Overall, the data shows 8.8% (10050) of applications with Redirect and 8.36% (9557) of applications with XXE. That's less than .5% difference over 100k+ applications.
So we also took into account that redirect is well known and XXE isn't as much. In the data, 75% of the contributors found Redirect (CWE-601) and only 46% found XXE (CWE-611).
Keep in mind that incidence rate is only part of the overall equation. With detectability similar, and both Exploitability and Impact are higher for XXE, XXE is ranked higher.
kerberosmansour
commented
6 years ago Thanks @infosecdad, as @vanderaj suggested can Open Redirects be mention elsewhere in the top ten? I have looked at the average number to incidents per app, but I did not see the calculations for Exploitability and Impact.
infosecdad
commented
6 years ago Open Redirects are now mentioned in the +RF page as things that are important to consider but not currently part of the Top 10.
kerberosmansour
commented
6 years ago Thank you @infosecdad
I (and a few of my peers) have serious concerns with this issue going away, this has a major impact for online fraud. My biggest fear is that AppSec engineers in large organisations will need to move away from the OWASP top ten as a best practice in order to keep Unvalidated Redirects and Forwards as an issue developers need protect against.
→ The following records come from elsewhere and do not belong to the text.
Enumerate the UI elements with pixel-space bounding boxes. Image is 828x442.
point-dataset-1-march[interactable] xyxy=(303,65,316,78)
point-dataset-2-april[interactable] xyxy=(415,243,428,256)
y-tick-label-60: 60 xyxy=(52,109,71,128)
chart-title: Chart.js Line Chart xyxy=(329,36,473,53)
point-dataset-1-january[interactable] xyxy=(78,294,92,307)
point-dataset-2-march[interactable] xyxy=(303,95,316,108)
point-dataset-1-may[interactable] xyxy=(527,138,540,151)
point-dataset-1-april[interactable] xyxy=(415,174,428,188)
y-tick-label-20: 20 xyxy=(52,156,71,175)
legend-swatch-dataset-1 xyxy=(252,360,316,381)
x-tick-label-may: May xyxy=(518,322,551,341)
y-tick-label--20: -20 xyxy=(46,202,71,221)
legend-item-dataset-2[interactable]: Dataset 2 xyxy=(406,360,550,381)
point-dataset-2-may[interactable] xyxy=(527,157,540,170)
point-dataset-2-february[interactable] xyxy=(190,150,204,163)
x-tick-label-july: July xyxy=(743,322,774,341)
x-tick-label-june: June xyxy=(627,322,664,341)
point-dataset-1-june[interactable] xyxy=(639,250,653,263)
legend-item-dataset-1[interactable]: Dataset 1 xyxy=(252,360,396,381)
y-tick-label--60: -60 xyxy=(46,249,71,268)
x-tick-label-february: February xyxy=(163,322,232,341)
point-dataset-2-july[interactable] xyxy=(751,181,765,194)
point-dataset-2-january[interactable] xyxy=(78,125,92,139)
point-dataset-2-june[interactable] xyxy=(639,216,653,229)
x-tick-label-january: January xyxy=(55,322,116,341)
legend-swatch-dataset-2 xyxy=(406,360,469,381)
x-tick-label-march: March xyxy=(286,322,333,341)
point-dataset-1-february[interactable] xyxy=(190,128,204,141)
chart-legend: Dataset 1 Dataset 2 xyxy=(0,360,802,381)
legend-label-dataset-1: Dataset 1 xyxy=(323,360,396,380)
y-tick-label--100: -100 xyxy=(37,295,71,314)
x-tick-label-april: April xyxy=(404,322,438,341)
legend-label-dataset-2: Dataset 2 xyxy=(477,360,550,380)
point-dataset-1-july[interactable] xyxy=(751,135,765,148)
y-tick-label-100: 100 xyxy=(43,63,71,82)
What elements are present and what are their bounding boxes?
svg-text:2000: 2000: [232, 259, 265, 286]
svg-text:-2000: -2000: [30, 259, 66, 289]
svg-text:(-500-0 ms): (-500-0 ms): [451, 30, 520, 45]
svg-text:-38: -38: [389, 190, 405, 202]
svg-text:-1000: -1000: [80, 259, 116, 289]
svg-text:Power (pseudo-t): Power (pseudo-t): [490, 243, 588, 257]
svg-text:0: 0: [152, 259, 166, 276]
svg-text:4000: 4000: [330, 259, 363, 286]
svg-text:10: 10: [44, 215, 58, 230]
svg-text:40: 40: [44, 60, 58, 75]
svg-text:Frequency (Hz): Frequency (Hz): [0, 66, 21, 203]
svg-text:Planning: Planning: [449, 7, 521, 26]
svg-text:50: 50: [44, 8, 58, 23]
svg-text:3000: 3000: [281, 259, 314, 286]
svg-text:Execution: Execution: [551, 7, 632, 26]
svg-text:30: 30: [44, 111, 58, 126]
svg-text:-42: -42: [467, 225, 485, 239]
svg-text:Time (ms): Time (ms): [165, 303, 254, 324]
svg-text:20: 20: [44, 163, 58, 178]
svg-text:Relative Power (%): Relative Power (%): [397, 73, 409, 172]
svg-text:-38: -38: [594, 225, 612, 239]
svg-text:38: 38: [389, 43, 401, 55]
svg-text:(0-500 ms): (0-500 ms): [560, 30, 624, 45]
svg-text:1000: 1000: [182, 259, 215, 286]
I have seen organisations already switch to https://cwe.mitre.org/top25/ & if PCI or another compliance institutions no longer finds the OWASP top 10 suitable as a best practice it might be removed from the references, and it starts be auditors noticing OWASP top ten being used less and less.
I do not know what the data is telling us, but keep in mind we should be the collective wisdom of AppSec, if the know the data we have collected is imperfect the guidance should be adjusted with the wisdom & consent of the community to reflect that.